誘拐

「うわ、何だこの音!?」

「耳が痛い!」

 私はぐっと耳を抑えた。こんな音をまともに聞いたら、頭がおかしくなりそうだ。


「何か飛んできた!」

 京ちゃんの視線の先を見ると、こちらに向かってフライモンが飛んできていた。もちろん、体にはイービルリングをはめている。


「気をつけろ!」

 フライモンは猛毒の針を私たちの方へ飛ばしてきた。こんなの当たったらどうなるか……! 
私たちは何とか避けていたが、そのうちの1本がパタモンにかすってしまう。



「パタモン!」

「ああっ、パタモン!」

 タケルくんと近くにいた私は、パタモンの元へ駆け寄った。あんな小さな体で毒針を刺されてしまうなんて――大丈夫だろうか……?



「大輔!」

「よし! デジメンタルアップ!」

 大輔くんはブイモンの呼びかけに頷き、D-3を掲げた。


「ブイモン、アーマー進化!
燃え上がる勇気、フレイドラモン!」

 進化して早々に、フレイドラモンは攻撃態勢に入った。


「ファイアロケット!」

 しかしフライモンは、軽々と必殺技をかわしていく。なんてスピードなんだ、奴は……。


「ふうん! ホークモン!」

「はい!」

「デジメンタルアップ!」

 続けて京ちゃんも変な構えをした後、D-3を掲げていく。


「ホークモン、アーマー進化! 羽ばたく愛情、ホルスモン!」

「テンペストウィング!」

 ホルスモンの攻撃をも、フライモンはひょうひょうと避けていく。そして奴は、私たちに向かって突っ込んできたかと思うと、再び不快な音を辺りに響かせた。


「うう……!」

 特別な超音波でも出ているのだろうか。耳が痛いどころか気分まで悪くなってきたため、思わず地面に座り込む。


「パタモン、パタモンがいない!」

 気づいた頃には、フライモンどころか、パタモンまでいなくなってしまった。


「なに!?」

「パタモンが!?」

「あ、あれ!」

 京ちゃんの指をさした方向を見ると、空高く飛んでいくフライモンの姿を見つけた。そのフライモンはというと、何とパタモンを抱えている。


「パタモン!」

 タケルくんは悲痛そうな声で叫んだ。



「そんな! パタモンまで!」

 私たちはパタモンを追いかけていったが、突然地響きがしたかと思うと、地面が大きく揺れる。私はバランスが取れなくなり、転んでしまった。


「大丈夫ですか、湊海様!?」

「うん、何とか……」

 腰を押さえながら立ち上がると、そこにいたのは――。


「メタルグレイモン!」

「湊海、タケル、大輔! 気をつけろ!」

 私たちの目の前には、メタルグレイモンがいた。
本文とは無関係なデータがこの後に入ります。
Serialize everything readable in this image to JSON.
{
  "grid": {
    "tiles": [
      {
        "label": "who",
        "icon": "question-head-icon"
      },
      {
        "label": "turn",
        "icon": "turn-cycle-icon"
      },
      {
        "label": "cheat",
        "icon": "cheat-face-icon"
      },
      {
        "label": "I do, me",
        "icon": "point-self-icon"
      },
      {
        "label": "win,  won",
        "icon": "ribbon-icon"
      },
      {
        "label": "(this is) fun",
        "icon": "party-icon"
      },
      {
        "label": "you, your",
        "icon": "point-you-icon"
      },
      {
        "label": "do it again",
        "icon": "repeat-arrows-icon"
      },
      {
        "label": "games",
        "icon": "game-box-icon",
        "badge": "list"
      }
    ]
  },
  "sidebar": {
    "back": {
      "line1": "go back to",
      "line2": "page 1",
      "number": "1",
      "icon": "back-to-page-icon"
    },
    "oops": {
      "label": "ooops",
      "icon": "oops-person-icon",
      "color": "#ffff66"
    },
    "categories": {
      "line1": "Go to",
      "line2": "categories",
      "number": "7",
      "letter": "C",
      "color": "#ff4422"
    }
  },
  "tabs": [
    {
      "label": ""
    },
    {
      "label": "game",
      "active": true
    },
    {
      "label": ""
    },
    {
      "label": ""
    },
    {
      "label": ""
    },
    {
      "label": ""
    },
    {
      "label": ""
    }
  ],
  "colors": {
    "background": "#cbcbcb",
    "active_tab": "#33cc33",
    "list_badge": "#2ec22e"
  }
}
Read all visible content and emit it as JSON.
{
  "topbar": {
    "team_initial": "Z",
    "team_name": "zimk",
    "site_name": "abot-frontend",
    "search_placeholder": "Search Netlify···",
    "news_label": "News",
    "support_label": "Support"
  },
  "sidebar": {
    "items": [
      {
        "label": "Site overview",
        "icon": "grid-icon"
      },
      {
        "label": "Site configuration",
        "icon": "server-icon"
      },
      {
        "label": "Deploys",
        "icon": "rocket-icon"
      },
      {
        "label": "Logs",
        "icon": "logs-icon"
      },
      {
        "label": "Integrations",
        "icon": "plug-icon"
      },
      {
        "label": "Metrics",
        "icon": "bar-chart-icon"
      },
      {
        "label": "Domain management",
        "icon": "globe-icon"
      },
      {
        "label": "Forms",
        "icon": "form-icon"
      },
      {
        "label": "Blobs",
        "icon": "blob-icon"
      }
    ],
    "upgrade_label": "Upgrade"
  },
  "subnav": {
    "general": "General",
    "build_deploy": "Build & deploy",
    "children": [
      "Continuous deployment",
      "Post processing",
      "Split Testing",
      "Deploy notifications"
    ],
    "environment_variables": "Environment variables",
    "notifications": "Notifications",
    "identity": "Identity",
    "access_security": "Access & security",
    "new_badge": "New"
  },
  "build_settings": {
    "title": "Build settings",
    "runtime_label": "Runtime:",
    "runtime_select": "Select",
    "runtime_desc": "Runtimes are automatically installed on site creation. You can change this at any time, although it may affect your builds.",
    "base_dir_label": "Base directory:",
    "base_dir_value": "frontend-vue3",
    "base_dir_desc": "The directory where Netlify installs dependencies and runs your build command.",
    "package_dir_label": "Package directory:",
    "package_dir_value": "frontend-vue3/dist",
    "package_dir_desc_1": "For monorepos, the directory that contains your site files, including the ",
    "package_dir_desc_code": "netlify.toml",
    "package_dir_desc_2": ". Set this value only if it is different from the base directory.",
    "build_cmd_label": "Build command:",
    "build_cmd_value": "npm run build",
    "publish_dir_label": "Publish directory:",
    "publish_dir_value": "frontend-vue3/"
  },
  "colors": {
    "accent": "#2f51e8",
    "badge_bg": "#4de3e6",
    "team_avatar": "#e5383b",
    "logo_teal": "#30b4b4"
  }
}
その肩には、デジモンカイザーが乗っている。


「ふふふ……」

 怪しく笑うカイザーに、タケルくんと大輔くんは鋭い目付きで睨みつけた。今日も相変わらず、爆発ヘアーだ。
しかしフライモンはその間にも、カイザーのところへ近づいていく。


「パタモン! パタモーン!」

「これ以上させるか……!」

 私たちに追いついた飛鳥くんは眉を歪ませ、D-3を高く掲げた。


「デジメンタルアップ!」

「ロップモン、アーマー進化! 奇跡の盾、メイルドラモン!」

 メイルドラモンは急上昇し、カイザーの元へ向かった。


「おっと、いいのかな? またこいつに毒針を刺すことなんて、簡単にできるんだぞ?」

「くっ……」

 しかし、メイルドラモンがパタモンを助けようとした途端、カイザーが脅しをかける。くそ、なんてずるい奴なんだ――!


「卑怯者め!」

「ふん、なんとでも言うがいい」

 カイザーは鼻で笑うと、懐からイービルスパイラルを取り出した。


「イービルスパイラル!」

「それをどうするつもりだ!」

「ふたつめのイービルスパイラルがなんとか出来たんだ。このデジモンを実験台に使ってあげるよ。光栄かい? この天才的な発明の実験台になれて?」

「なんだと、ふざけるな!」

「最低! くそダサい! センス悪い! くそ野郎!」

「……口の利き方に気をつけたまえ」

 思いつく限りの暴言を吐くと、カイザーは頭にきたようで眉を歪ませた。カイザーへの口の利き方? これでも優しい方だと思うんだけど?